Are you interested in a career selling real estate ?
Real estate agents are regulated by the state they live in, and must be licensed to do business by the state licensing authority. When you are licensed, you can handle a property transaction for a client on behalf of a broker or a builder and are subject to the rules and regulations as outlined by the state. To become a REALTOR®, you must meet the age, educational and other requirements in Florida, plus you must join and retain active membership in the National Association of REALTORS® (NAR). Only N.A.R. members can call themselves REALTORS®. When you become a member of NABOR, with your dues payment, you also become a State and National Association member.
All REALTORS® are real estate agents, but not all real estate agents are REALTORS®. An agent means that you are the representative of someone else. Usually this means that you are the agent of the real estate broker or a builder. One of the largest misconceptions about the industry is that as a licensed professional you are an agent of the client. Only the broker can be an agent to the client, and then only through contractual agreement. To become a licensed broker requires more education in most states than becoming an agent.
The Role of the Broker
What will a broker do for you?

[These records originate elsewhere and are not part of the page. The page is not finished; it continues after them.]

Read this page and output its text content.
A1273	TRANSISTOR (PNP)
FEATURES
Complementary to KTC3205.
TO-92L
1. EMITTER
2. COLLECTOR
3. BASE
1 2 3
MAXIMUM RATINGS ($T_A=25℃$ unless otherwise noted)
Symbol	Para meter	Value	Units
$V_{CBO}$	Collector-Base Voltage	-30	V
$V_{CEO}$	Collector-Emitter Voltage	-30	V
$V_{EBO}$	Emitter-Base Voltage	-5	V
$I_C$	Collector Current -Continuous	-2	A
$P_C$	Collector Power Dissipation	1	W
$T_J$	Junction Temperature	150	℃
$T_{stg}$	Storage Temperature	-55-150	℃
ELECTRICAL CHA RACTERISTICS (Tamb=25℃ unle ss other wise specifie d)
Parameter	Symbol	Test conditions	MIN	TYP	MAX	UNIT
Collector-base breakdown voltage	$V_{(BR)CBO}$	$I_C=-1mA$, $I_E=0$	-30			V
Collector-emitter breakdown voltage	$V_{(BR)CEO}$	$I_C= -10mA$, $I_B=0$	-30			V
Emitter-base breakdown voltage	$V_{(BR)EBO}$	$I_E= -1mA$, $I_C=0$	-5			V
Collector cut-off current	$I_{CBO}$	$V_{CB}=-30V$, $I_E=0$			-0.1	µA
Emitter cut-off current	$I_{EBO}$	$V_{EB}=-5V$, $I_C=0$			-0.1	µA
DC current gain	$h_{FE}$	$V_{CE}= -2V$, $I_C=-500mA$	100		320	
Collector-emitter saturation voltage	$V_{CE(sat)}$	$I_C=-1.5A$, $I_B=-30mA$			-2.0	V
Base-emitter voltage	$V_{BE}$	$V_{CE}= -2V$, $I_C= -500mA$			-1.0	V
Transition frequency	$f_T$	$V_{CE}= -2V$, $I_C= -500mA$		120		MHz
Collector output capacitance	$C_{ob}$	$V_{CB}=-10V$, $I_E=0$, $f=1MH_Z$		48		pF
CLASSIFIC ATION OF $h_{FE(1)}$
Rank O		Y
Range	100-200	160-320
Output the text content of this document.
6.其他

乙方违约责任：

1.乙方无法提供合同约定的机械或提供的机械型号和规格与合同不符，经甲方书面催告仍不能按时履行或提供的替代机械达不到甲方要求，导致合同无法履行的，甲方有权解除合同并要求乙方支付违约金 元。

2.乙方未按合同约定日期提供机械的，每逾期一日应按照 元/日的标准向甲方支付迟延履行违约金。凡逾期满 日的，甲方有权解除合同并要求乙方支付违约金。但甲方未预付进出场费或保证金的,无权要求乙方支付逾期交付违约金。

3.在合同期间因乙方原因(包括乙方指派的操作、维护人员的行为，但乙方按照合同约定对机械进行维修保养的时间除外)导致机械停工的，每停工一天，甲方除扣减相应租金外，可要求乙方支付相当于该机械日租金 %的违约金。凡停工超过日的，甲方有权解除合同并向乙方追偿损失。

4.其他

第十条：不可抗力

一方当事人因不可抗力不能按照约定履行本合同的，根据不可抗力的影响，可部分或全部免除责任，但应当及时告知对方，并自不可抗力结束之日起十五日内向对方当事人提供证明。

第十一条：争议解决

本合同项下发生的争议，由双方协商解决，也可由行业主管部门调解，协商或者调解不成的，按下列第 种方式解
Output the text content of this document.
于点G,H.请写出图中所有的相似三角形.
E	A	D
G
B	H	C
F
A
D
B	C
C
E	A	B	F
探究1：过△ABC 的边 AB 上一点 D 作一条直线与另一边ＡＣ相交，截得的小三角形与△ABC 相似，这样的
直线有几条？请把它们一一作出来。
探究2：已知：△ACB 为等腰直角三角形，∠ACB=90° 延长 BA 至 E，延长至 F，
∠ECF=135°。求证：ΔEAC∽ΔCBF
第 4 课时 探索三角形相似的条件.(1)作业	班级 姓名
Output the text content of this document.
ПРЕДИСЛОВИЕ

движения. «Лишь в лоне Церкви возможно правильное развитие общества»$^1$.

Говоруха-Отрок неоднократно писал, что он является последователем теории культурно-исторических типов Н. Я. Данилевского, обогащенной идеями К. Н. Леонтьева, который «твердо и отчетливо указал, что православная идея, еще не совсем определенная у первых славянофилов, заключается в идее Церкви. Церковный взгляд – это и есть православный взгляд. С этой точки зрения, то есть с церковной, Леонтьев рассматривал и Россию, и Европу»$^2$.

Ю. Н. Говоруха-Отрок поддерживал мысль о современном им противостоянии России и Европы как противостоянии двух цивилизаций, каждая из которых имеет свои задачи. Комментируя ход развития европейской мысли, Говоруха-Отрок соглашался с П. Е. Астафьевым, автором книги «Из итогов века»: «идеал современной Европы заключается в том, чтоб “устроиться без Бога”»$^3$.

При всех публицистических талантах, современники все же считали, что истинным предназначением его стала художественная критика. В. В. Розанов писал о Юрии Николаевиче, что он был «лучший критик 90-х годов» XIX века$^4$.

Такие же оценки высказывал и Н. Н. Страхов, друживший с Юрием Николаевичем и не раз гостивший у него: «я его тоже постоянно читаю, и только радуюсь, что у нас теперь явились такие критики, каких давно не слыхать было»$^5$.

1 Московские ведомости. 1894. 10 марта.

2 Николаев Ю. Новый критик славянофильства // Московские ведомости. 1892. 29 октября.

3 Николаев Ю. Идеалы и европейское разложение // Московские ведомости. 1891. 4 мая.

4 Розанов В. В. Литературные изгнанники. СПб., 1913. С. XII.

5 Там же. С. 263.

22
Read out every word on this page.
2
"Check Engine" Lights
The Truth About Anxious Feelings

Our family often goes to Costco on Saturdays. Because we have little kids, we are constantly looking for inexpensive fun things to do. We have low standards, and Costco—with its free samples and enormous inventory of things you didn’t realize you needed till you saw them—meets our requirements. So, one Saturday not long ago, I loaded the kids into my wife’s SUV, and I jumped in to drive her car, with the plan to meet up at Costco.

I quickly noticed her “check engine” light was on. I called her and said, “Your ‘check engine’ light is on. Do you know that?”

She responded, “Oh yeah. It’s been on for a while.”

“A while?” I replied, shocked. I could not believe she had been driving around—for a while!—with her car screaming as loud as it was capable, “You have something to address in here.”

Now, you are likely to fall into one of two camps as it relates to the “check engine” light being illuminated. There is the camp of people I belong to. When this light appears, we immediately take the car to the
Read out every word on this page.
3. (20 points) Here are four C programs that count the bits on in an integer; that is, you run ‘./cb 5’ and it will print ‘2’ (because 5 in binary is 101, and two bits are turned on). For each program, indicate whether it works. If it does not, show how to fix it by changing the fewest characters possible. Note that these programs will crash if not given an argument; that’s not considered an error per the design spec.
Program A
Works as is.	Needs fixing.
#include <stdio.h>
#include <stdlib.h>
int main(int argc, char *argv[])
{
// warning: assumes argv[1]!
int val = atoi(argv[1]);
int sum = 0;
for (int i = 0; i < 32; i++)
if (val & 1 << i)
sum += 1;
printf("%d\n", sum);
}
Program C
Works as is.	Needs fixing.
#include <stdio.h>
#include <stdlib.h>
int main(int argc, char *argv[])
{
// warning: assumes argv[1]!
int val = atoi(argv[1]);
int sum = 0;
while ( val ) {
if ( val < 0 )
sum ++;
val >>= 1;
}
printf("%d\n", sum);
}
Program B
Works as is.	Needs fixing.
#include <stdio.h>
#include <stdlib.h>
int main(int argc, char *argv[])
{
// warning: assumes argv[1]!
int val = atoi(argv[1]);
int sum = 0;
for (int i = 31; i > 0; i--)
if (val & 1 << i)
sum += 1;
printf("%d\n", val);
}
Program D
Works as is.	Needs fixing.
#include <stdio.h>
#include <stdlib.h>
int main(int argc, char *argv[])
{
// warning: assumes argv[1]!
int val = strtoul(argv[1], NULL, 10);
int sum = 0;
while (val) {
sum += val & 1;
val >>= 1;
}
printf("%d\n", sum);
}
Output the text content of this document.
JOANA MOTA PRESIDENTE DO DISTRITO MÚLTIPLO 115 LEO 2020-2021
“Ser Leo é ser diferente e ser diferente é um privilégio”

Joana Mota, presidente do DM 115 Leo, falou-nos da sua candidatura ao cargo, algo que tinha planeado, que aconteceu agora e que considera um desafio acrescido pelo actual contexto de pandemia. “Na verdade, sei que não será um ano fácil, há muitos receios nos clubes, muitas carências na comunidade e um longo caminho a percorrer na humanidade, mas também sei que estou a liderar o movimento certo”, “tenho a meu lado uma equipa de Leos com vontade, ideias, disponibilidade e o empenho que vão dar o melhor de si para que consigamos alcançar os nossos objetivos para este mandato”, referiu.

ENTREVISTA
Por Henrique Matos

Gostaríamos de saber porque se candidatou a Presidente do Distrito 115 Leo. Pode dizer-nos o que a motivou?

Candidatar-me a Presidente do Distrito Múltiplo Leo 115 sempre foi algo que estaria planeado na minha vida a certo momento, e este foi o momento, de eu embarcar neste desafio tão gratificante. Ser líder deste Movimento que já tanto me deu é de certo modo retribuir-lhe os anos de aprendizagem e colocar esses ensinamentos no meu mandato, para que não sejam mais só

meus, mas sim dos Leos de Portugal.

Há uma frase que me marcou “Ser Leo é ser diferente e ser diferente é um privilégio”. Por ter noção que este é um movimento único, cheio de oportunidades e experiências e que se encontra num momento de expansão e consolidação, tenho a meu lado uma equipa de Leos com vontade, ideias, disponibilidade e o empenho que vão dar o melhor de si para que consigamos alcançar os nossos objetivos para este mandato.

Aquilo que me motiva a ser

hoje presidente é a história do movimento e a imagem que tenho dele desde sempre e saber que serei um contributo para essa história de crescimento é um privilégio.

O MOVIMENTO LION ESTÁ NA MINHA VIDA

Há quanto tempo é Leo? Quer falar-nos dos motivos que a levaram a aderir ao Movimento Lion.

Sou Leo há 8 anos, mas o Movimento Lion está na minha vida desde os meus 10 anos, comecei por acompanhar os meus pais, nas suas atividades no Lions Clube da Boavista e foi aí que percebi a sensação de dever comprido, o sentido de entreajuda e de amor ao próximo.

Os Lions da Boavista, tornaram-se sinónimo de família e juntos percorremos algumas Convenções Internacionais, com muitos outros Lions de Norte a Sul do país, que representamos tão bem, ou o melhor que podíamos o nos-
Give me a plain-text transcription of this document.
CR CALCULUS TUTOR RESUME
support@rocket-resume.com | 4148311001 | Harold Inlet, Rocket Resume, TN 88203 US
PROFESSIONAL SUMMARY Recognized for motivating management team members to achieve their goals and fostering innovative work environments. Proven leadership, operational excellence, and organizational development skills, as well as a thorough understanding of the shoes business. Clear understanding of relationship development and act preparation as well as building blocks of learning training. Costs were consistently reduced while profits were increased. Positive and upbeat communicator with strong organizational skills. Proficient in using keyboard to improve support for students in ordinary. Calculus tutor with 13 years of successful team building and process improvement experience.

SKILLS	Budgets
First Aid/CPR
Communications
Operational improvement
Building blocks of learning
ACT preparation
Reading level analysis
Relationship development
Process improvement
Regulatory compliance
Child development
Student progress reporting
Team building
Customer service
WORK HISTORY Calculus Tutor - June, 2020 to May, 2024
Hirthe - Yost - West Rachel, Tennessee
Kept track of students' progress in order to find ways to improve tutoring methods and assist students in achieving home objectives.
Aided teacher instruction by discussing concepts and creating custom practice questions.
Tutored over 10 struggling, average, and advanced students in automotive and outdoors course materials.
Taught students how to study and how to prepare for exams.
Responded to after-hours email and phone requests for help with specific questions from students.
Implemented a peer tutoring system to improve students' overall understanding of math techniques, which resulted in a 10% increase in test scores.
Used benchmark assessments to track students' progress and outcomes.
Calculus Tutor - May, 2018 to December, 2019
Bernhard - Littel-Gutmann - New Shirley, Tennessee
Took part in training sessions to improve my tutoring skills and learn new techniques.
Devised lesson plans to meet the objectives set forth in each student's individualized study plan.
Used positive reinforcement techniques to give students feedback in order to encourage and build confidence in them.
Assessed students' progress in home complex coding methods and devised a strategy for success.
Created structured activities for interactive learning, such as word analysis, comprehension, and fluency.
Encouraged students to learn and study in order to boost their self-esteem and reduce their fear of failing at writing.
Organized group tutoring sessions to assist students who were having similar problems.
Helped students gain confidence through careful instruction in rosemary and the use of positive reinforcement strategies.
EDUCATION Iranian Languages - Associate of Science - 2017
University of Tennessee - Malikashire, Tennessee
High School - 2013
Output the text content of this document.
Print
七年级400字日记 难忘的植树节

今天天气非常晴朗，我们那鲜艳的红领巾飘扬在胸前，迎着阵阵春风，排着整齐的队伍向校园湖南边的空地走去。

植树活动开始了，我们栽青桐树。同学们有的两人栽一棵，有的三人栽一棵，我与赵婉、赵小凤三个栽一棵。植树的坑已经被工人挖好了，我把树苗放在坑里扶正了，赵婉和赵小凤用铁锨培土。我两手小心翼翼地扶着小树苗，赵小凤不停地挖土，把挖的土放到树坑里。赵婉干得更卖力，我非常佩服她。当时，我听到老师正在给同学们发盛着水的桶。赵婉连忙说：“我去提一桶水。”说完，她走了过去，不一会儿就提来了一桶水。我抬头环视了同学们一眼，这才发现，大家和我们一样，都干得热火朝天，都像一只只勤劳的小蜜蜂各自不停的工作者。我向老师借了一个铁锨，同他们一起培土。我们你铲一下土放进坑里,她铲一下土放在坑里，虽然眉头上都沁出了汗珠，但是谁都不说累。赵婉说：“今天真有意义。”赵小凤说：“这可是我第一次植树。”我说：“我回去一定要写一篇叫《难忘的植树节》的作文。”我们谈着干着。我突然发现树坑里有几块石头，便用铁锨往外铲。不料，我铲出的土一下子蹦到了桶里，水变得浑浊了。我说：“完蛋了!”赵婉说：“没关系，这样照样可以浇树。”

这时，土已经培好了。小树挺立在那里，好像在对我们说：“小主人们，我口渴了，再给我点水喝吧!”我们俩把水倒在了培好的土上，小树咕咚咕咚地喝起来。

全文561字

Brokers are valuable for their reputations in the marketplace and can bring you a lot of business based on their high profile or niche. Depending on their size, they may have support personnel that can save you time and money as you get started. Particularly valuable are those brokers who maintain tech support staff and office managers and assistants to help with many time-consuming details.
Brokers will typically give new agents desk space and access to phones and some technology such as shared computers. They also provide some training and other small perks such as pay for speakers or trainers to visit, sharing software, or providing discounts on coop purchases of office supplies. Brokers will pay some advertising costs upfront for listing agents' listings. Otherwise, the cost of doing business, including self-promotion, will fall on the agent, so the agent must be prepared to cover their own expenses in anticipation of their initial sales. This can take as long as six months to a year, before the agent is earning enough in commissions to cover his/her expenses.
Steps to Becoming a Licensed REALTOR®:
Visit the Florida Division of Real Estate website at http://www.myfloridalicense.com/dbpr/ and determine whether you meet the basic eligibility requirements to become a licensed real estate agent (also known as a "Sales Associate"). In Florida the minimum requirements include being 18, holding a valid social security number, holding a high school diploma or GED, completing a 63-hour pre-license course, passing the examination and applying for and being accepted by the state of Florida for a Sales Associate license.
Find an approved real estate course, such as those offered by FREC.
Take the Sales Associate examination after you complete the course. The examination is given by Pearson Vue. To Learn more visit their website to find a location near you to set up your exam once the application has been approved by the DBPR. The Candidate Information Booklet is a useful source to help guide you through the examination process. You must pass the exam with a grade of 75 or higher.
Apply for licensure through the Florida Division of Real Estate to activate your license, your chosen broker must submit form RE-11, found on the Florida Division of Real Estate website.
Once you join an office, you will need to become a member of local REALTOR® Association. You must join within 30 days of affiliation.
Each REALTOR® Association has their own educational requirements which will be mandatory for you to complete in a certain time frame. At NABOR, you have 180 days from the day you sign up, to complete the online orientation program, Ethics Training (online or in house) & Contracts. MLS Training must be taken at the first available opportunity.
You are also required to take the post-licensure real estate course. This can be done either online or at one of the approved schools.
To maintain your license, each agent must take 14 hours of approved continuing education in each two year cycle ((State requirement). To maintain your REALTOR® status you must remain a member in good standing and complete 2 1/2 hours of training on the Code of Ethics in each two year cycle (National Association of REALTORS® requirement.).